Many other municipalities in Canada are currently facing the same questions. In Charlottetown, a sitting statue of Macdonald was unceremoniously dragged from its downtown bench to city storage in the back of a pickup truck in the early hours of June 1. Mayor Philip Brown said acts of vandalism, which ranged from the statue’s hands being painted red to a bowl of seafood chowder dumped on its head, compelled the city to consult with its five Indigenous councils to find a path forward.
The initial plan, Mr. Brown said, was to have the statue re-bronzed and then add an Indigenous artwork alongside the piece after consulting with the Epekwitk Assembly of Councils, an organization representing the Indigenous peoples of PEI. But, upon hearing the news from Kamloops, the city instead decided to put the statue in a warehouse pending a further decision.
Statues of Macdonald also sit in storage in Montreal; Prince Edward County, Ont.; and Regina. While most were toppled in the past calendar year, a similar monument in Victoria has been stowed away since 2018, when it was removed from its prominent perch at city hall. Its fate will depend on the outcome of ongoing conversations with the city’s reconciliation advisory group, city council and the public, Victoria Mayor Lisa Helps said.

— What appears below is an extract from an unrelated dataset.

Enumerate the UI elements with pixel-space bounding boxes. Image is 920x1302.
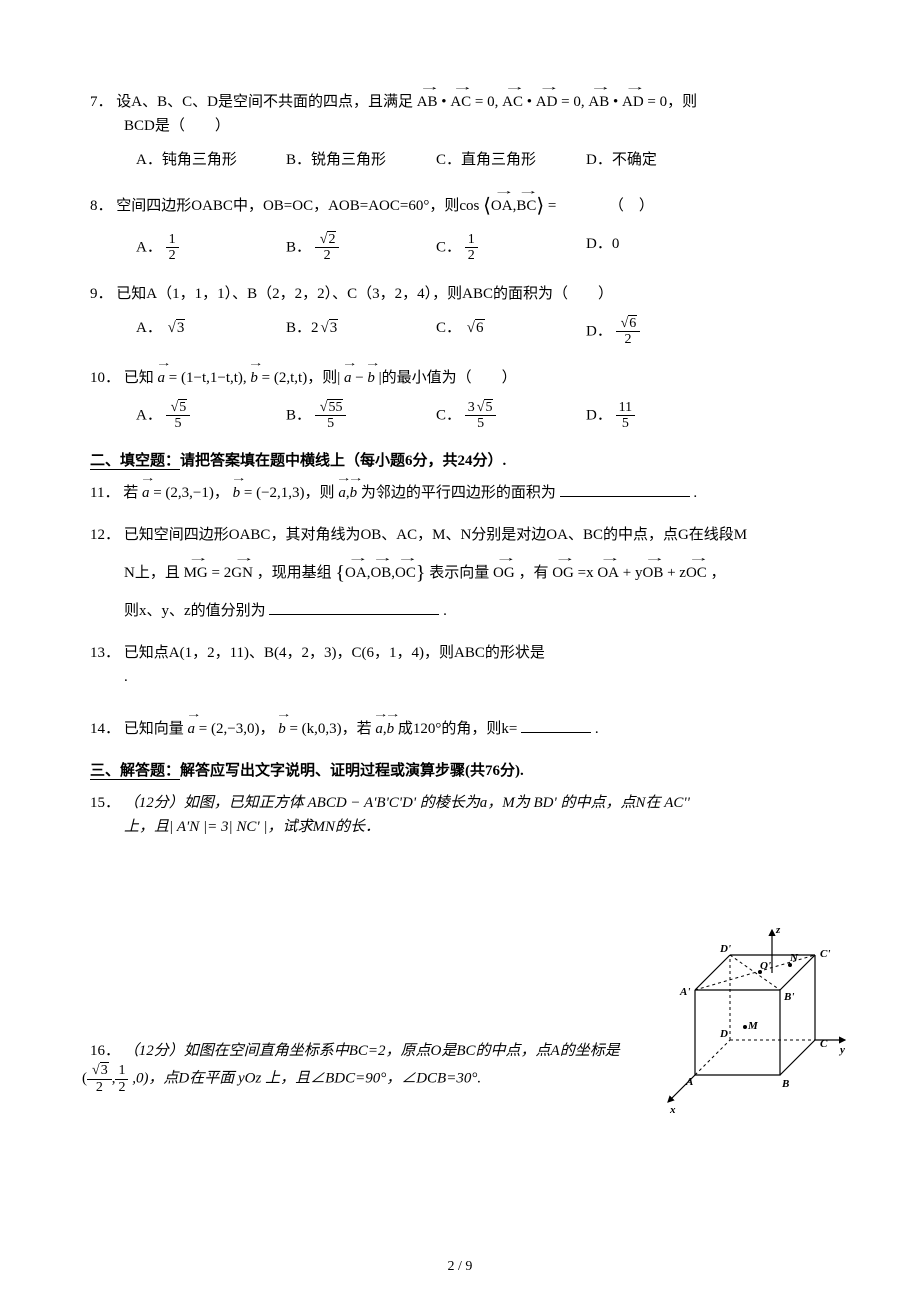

In Alberta, Premier Jason Kenney said that removing names and statues of historical figures can be “a slippery slope,” after a Calgary school board elected to remove the name of Sir Hector-Louis Langevin, one of the Fathers of Confederation who was another architect of the residential-school system, from one of its schools earlier this month.
Macdonald’s legacy certainly took the most hits countrywide, but few statues of historical Canadians have met quite the same fate as that of another main contributor to the residential-school system, Egerton Ryerson, which stood on the campus of the Toronto university that still bears his name.
Demonstrators toppled and dismembered the statue earlier this month, shortly after the discovery of the unmarked graves in Kamloops. The head of the Ryerson statue, smeared with red paint, was since found at the 1492 Land Back Lane reclamation camp near Caledonia, Ont.
Don McCaskill, a professor emeritus at Trent University who has studied Indigenous relations and education for nearly 50 years, worries that dismantling statues might detract from the process of reconciliation.
“Fundamentally, you need to allow people like elders and members of the Indigenous communities to decide what happens to these statues,” Dr. McCaskill said, adding that Ryerson and Macdonald, who caused particular harm in Indigenous communities, should be remembered in a more complete way.
“We should document all elements of their past,” he said. “If we are to take the statues down, maybe put them in a museum. It could do more to give this total context of who the individual was.”